Gherrit heaved back while his hands went to pull the choking fingers away. Before him arms and shoulders and a furious face followed the grab at his neck, rising from the stone as an entangling peril rises from the waters. His efforts were futile then, as his vision darkened, he remembered the trick of it, shot his clasped hands up between the arms and levered them apart. The hold loosened, he fell backwards, scattering pouches and gear as his belt flew off, and scooted on his back over the smooth floor. The woman pulled herself free and to her feet and pounced on the Saore’s knife. With this in hand she stalked towards him.
“I surrender! Don’t kill me!” croaked Gherrit through his abused throat, then repeated the plea in Haghakin “I give up! Not hurt!”
The woman paused and her expression moderated slightly. “Move not. Stay down.” Her free hand checked a pouch at her belt, her expression relaxed and she turned her attention to the scatter on the floor. She used a foot to nudge Gherrit’s possessions into the light, all the while keeping one eye on him and his (now hers) knife ready.
“Your name is Fremin?” asked Gherrit, suppressing the rasp and with as pacific a smile as he could manage.
“Quiet,” she told him, and prodded the pouch of money. The chink of coins produced a satisfied cluck of the tongue. The glass tablet had fallen free, lying glittering on the floor face-up.
“Dzai? Are you a magician? Sthirothh? What kind of word is that? What does this do?”
“Don’t ask!”
“Why not?” Fremin demanded, then “Gaah!” as Sthirothh’s fluting voice came from behind her. She whirled, slashed and the ibis head ducked neatly under the blow.
“It is my name. The tablet compels me to manifest at its location when I am called,” Sthirothh said, ignoring the attack.
“That last question was for me, not you,” Gherrit interjected, desperate to forestall a third question.
“Why does that matter?” asked Fremin.
“Because I now ask you three questions,” replied Sthirothh before Gherrit could claim this question for himself.
Gherrit added, aggrieved, “I told you not to ask. You answer wrongly, he bites you.”
“Hedgehog’s arse he does!” retorted Fremin, backing away with the knife at guard.
“What is your name?” inquired Sthirothh.
“ Fremin Dtaie tel Jhaugusis,” responded Fremin.
“Where were you born?”
“Jharue Manor,” Fremin told him. She gave Gherrit a look. “This is easy, so what’s your problem?”
“In what year of the Dravish reckoning were the Saka High Councils established?”
“Shit, shit … I know this, the, the 11th year of the 3rd Thoracic, Second Cycle.”
Sthirothh accepted this with a bob of the head. Fremin watched the demon warily for a few moments, then turned her attention back to Gherrit.
“My name is Gherrit.

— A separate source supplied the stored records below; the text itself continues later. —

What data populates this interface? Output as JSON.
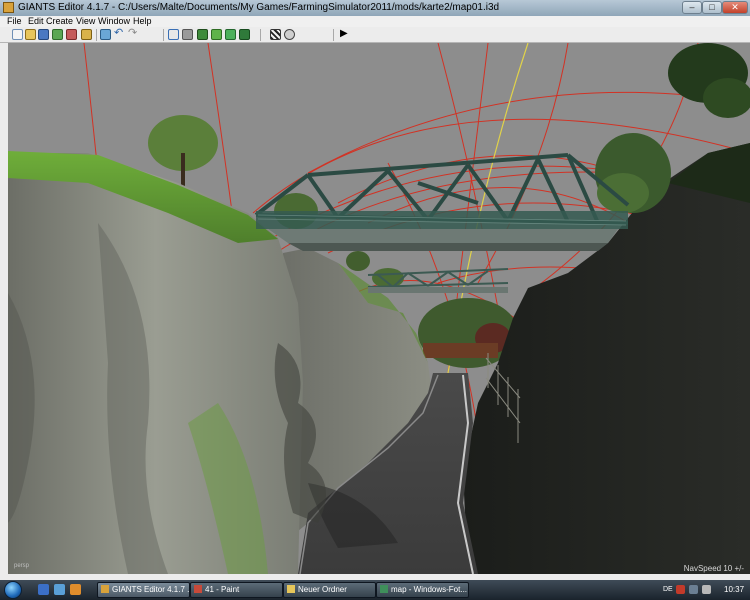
{
  "window": {
    "title": "GIANTS Editor 4.1.7 - C:/Users/Malte/Documents/My Games/FarmingSimulator2011/mods/karte2/map01.i3d"
  },
  "menu": [
    "File",
    "Edit",
    "Create",
    "View",
    "Window",
    "Help"
  ],
  "toolbar": {
    "icons": [
      "new-file-icon",
      "open-file-icon",
      "save-icon",
      "import-icon",
      "export-icon",
      "select-icon",
      "undo-icon",
      "redo-icon",
      "terrain-icon",
      "foliage-icon",
      "landscape-icon",
      "grass-icon",
      "paint-icon",
      "plant-icon",
      "checker-icon",
      "navigation-icon",
      "play-icon"
    ]
  },
  "viewport": {
    "camera_label": "persp",
    "nav_speed": "NavSpeed 10 +/-"
  },
  "taskbar": {
    "tasks": [
      {
        "label": "GIANTS Editor 4.1.7 ...",
        "icon": "giants-editor-icon",
        "active": true
      },
      {
        "label": "41 - Paint",
        "icon": "paint-app-icon",
        "active": false
      },
      {
        "label": "Neuer Ordner",
        "icon": "folder-icon",
        "active": false
      },
      {
        "label": "map - Windows-Fot...",
        "icon": "photo-viewer-icon",
        "active": false
      }
    ],
    "language": "DE",
    "clock": "10:37"
  },
  "colors": {
    "titlebar": "#a3b7c7",
    "spline_red": "#e23b2e",
    "spline_yellow": "#e0d24a",
    "bridge_green": "#2b4a43",
    "sky": "#8d8d8d"
  }
}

No questions unless my name,” he told her, daring to sit up.
“Your Haghakin is terrible,” she observed.
“Fremin, do you speak Pallo, or Merllan?”
“My Merllan is good,” she told him, and they went on in that language. Her Merllan was comprehensible but slightly archaic and Gherrit had to pause to explain modern idioms.
For the next while they exchanged information. Gherrit went first, telling his tale from Daruz Alman through his abduction by Saore, journey down the coast and venture into this delving. Fremin was careful to direct her questions to Gherrit after a a lapse led to Sthirothh gravely informing her of Gherrit’s rather sparse love-life. She took a swig of water but said that she was not hungry, as she had eaten just before being entombed.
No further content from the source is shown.